Как зачарованный, Кельмомас подошел к мраморному ограждению, нагнулся над тем местом, куда упал брат. Внизу, окруженный стражниками в доспехах, лежал, закатив глаза, Самармас. Правая рука у него загнулась, как веревка, тело подергивалось на древке копья, которое пронзило ему бок.
Юный императорский принц аккуратно стер с парапета оливковое масло. И только потом заревел, как положено маленькому мальчику.
«Почему?» — спросил голос. Тот самый, тайный голос.
«Почему ты не убил меня раньше?»
Кельмомас видел, как мать пробивает себе дорогу между гвардейцами, слышал ее безутешный вопль. Он видел, как дядя, святейший шрайя, схватил ее за плечи, когда она упала на тело нежно любимого сына. Видел, как движимая нездоровым любопытством, подошла его сестра Телиопа, нелепая в своих черных одеждах. Заметил он и как падает его собственная слеза, крошечным жидким шариком, падает и разбивается о вялую щеку брата.
Какая трагедия. Сколько любви потребуется, чтобы залечить ее.
— Мамочка! — кричит он. — Мааааа-мааааа!
Боги переосуществляют.
Сколько любви было в прикосновении ее сына.
Похоронный зал был узким, с высокими потолками, отделанный рядами айнонской плитки с синим орнаментом — никаких прочих украшений. Сверху лился свет, растворяясь в воздухе, как пар. Из маленьких ниш глазели истуканы, почти забытые, хотя и не до конца. По углам шипели поблескивающие золотом курильницы, выдувая тонкие ленты дыма. Императрица оперлась о мраморный постамент в центре зала, опустив взгляд вниз, на застывшие черты своего младшего.
Она начала с пальчиков, напевая старую песню, узнав которую, ее рабы зарыдали. Порой они забывали, что у нее с ними одно и то же скромное происхождение. Улыбнувшись, она посмотрела на них, словно говоря: «Да, я все это время была одной из вас…»
Такой же рабыней.
Она подняла его ручонку, обтерла ее широкими нежными движениями, от локтя к запястью, от локтя к запястью.
Он был холоден, как глина. И, как глина, сер. Но как она ни старалась, создать из этой глины другую форму она не могла. Он упорно продолжал оставаться ее сыном.
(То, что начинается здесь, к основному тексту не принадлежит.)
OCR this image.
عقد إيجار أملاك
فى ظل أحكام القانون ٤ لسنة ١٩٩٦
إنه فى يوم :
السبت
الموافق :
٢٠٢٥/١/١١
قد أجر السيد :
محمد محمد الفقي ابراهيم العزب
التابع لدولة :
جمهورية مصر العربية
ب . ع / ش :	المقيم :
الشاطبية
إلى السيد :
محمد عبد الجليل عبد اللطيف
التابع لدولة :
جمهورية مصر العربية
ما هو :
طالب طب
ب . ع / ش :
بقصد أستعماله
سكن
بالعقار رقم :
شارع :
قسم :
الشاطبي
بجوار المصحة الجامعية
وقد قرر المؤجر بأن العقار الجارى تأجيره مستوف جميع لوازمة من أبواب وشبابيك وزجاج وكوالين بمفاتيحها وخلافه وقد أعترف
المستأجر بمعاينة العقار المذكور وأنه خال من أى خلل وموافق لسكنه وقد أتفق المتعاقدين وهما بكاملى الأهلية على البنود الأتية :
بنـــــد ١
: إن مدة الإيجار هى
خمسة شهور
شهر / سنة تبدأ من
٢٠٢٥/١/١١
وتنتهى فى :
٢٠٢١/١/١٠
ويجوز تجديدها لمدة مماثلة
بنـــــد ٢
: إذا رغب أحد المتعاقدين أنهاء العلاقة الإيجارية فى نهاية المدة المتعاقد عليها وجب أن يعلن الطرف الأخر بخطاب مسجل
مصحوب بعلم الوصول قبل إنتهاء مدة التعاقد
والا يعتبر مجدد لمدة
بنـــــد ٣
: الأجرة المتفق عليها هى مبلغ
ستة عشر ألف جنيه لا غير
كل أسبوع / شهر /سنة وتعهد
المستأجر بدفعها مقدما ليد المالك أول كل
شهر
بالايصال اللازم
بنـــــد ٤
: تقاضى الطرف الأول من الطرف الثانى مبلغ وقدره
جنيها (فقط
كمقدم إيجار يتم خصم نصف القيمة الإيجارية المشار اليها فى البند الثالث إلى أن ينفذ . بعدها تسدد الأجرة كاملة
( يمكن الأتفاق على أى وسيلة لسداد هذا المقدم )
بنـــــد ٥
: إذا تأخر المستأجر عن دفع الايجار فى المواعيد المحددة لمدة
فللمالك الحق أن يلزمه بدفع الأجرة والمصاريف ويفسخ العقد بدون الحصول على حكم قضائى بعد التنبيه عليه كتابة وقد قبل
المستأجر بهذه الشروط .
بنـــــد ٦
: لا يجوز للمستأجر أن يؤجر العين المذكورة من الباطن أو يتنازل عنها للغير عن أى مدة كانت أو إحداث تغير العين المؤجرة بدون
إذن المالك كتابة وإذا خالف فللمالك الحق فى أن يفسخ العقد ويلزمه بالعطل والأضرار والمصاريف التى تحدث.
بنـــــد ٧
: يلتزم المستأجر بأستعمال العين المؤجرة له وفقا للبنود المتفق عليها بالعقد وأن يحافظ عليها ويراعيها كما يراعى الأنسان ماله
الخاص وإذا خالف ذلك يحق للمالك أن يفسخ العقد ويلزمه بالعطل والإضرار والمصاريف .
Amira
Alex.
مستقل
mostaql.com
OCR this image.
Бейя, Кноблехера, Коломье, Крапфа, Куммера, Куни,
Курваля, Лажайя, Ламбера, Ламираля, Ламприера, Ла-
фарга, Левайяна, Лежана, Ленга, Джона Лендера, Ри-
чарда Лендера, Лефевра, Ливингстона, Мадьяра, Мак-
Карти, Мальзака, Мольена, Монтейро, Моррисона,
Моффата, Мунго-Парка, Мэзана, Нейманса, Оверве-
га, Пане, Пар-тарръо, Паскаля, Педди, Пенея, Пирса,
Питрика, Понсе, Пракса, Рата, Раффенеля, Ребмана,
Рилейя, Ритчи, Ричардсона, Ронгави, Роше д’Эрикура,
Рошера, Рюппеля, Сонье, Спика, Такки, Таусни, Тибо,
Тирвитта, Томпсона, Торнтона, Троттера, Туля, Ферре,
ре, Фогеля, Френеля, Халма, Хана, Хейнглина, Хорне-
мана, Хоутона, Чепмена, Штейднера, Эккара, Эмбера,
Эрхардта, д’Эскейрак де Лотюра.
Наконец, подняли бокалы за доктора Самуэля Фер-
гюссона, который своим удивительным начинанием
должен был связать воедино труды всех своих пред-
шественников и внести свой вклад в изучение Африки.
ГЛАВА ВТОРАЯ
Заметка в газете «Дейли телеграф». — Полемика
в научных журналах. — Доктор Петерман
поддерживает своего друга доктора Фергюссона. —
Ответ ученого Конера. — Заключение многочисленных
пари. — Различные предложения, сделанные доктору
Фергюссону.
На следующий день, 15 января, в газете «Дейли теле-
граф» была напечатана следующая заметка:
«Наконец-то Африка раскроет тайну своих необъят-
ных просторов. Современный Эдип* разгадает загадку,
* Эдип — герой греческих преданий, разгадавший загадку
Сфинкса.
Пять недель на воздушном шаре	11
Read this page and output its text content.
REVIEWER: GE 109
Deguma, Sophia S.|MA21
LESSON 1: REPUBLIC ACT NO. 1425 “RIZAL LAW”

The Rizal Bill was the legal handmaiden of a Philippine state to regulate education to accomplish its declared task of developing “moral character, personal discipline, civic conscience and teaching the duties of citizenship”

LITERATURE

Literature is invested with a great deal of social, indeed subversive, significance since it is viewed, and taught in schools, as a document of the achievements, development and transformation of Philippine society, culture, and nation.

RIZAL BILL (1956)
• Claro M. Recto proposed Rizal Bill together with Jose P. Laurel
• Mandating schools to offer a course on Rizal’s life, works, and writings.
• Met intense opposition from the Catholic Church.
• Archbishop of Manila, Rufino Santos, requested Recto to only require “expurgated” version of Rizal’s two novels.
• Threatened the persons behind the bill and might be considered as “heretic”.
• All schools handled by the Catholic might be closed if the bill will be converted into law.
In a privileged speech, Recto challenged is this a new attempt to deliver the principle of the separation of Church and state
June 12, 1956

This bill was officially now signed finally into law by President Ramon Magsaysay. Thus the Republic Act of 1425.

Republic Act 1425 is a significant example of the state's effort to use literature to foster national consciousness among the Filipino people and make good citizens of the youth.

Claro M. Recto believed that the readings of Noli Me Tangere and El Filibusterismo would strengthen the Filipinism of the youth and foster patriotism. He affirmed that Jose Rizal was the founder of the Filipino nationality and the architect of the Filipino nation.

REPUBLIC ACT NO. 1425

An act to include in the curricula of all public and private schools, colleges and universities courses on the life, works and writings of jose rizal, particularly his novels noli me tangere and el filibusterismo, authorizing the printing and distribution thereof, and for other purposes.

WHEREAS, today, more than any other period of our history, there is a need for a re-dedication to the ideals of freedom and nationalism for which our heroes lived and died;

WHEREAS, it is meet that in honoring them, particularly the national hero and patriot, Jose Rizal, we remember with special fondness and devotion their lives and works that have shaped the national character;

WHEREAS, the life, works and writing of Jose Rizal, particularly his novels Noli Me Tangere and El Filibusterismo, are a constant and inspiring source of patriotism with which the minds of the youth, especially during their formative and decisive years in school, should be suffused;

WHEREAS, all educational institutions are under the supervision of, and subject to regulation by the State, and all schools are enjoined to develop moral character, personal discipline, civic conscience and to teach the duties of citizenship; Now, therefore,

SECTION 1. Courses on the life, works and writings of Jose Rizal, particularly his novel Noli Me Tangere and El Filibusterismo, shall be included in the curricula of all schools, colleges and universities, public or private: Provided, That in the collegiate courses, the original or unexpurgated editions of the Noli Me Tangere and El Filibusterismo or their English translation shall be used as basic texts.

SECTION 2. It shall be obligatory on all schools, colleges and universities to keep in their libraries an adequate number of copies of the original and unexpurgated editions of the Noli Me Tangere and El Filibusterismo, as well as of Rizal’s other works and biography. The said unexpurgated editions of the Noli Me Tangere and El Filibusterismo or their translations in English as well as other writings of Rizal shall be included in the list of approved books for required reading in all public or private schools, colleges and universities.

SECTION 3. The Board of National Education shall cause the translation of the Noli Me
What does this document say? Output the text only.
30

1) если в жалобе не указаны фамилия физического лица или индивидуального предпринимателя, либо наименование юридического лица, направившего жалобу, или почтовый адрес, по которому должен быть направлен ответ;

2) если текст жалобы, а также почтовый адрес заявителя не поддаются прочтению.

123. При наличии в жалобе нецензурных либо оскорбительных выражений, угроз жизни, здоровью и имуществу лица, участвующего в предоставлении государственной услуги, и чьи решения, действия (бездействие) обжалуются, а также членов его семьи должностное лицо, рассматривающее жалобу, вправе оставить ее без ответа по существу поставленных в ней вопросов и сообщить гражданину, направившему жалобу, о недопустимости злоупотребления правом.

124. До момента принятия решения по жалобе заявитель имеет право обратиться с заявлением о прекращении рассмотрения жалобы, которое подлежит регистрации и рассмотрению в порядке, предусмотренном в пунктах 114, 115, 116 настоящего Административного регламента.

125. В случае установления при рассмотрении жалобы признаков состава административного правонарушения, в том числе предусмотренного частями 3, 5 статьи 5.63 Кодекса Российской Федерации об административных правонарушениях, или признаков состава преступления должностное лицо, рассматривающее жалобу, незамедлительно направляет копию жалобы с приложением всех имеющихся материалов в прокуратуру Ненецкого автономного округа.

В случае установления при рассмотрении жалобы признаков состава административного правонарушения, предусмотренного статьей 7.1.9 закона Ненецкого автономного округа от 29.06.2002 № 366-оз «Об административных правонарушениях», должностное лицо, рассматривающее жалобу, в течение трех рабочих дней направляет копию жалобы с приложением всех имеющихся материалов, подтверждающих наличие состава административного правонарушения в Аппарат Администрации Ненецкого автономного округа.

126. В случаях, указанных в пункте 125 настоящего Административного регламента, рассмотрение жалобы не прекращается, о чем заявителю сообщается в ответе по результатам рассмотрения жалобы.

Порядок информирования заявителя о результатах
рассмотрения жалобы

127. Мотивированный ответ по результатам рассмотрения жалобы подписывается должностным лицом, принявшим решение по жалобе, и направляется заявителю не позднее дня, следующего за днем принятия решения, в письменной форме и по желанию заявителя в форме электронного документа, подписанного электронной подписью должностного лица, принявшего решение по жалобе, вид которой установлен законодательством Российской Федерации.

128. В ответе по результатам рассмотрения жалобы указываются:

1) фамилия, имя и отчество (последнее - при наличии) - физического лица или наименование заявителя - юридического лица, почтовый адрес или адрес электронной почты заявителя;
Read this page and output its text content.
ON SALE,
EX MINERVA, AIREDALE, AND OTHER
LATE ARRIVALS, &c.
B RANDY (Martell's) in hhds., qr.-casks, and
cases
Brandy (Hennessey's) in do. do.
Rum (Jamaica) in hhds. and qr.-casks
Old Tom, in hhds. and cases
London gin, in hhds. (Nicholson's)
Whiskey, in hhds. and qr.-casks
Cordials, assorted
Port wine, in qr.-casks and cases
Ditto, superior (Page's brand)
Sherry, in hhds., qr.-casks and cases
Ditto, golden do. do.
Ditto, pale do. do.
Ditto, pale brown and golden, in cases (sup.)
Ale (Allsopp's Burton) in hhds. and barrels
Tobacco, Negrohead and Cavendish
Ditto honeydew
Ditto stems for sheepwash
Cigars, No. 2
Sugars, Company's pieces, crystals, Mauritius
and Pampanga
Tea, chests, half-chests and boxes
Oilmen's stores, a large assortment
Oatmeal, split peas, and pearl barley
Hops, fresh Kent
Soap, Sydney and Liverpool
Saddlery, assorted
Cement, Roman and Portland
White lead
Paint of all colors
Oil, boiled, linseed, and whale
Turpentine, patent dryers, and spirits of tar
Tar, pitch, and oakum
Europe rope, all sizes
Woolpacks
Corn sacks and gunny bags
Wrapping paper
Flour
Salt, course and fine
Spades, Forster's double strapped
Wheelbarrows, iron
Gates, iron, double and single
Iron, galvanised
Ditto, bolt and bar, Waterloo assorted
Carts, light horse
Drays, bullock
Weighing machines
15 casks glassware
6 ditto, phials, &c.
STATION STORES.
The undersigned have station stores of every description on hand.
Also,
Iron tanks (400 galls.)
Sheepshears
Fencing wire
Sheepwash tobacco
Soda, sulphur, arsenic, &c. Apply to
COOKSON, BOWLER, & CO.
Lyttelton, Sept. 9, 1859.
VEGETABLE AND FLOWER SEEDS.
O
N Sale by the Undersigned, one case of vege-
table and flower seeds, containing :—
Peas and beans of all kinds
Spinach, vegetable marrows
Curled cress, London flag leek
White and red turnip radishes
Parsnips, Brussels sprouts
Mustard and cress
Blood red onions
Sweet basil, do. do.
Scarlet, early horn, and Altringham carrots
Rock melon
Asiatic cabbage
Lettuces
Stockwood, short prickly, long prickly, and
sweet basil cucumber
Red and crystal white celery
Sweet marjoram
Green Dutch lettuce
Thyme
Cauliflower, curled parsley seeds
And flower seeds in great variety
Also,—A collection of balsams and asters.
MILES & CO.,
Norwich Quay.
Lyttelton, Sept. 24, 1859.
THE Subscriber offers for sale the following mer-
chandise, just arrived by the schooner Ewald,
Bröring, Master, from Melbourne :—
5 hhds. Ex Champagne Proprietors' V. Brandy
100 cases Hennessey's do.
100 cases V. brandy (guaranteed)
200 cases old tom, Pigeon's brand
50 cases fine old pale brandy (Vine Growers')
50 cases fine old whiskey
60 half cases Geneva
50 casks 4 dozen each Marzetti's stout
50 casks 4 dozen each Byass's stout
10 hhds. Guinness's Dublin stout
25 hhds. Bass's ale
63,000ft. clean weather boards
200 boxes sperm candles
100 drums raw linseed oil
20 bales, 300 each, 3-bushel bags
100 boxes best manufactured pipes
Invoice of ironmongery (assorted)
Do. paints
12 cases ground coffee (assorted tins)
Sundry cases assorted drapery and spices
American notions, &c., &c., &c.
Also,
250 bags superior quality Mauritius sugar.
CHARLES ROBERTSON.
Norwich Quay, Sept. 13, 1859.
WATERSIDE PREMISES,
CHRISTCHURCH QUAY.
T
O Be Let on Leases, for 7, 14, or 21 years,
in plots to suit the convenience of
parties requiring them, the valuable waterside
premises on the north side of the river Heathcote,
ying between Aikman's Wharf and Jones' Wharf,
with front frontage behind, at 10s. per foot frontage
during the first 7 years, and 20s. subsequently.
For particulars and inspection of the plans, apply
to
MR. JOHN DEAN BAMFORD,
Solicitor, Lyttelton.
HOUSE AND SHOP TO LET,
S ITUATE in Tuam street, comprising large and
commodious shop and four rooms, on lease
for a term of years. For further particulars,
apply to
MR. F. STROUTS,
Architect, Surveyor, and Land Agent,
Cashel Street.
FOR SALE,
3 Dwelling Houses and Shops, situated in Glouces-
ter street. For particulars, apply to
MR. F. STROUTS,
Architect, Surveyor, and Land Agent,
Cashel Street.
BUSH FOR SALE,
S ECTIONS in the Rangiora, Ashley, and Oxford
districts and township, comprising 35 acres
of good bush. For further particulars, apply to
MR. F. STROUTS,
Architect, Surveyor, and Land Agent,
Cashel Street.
Эсменет остановилась вытереть слезы. Через некоторое время, проглотив боль, тихонько кашлянула и вернулась к своему делу, заведя тот же самый мотив. Казалось, что она не столько обмывает, сколько лепит его, и с каждым движением он становится более настоящим. Совершенные линии и влажные ямочки. Фарфоровое сияние кожи. Маленькая родинка под левым соском. Созвездие веснушек, которые, как шаль, обвивали его худенькую спину от одного плеча до другого.
Она вбирала все это в себя, проводила руками, обтирала, омывала водой, молитвенными движениями, словно совершала обряд.
Сколько любви было в прикосновении к сыну.
Грудь. Плавный изгиб живота. И, конечно, лицо. Порой ее охватывало желание толкнуть и потрясти его, наказать за эту жестокую проделку. Но ее прикосновения оставались невозмутимыми, медленными и уверенными, словно ритуал умел сдерживать смятенные души.
Она выжала губку, прислушиваясь к стуку капель. Улыбнулась своему маленькому мальчику, восхитилась его красотой.
Волосы у него были золотыми.
Ей почудилось, что он пахнет так, будто его утопили в вине.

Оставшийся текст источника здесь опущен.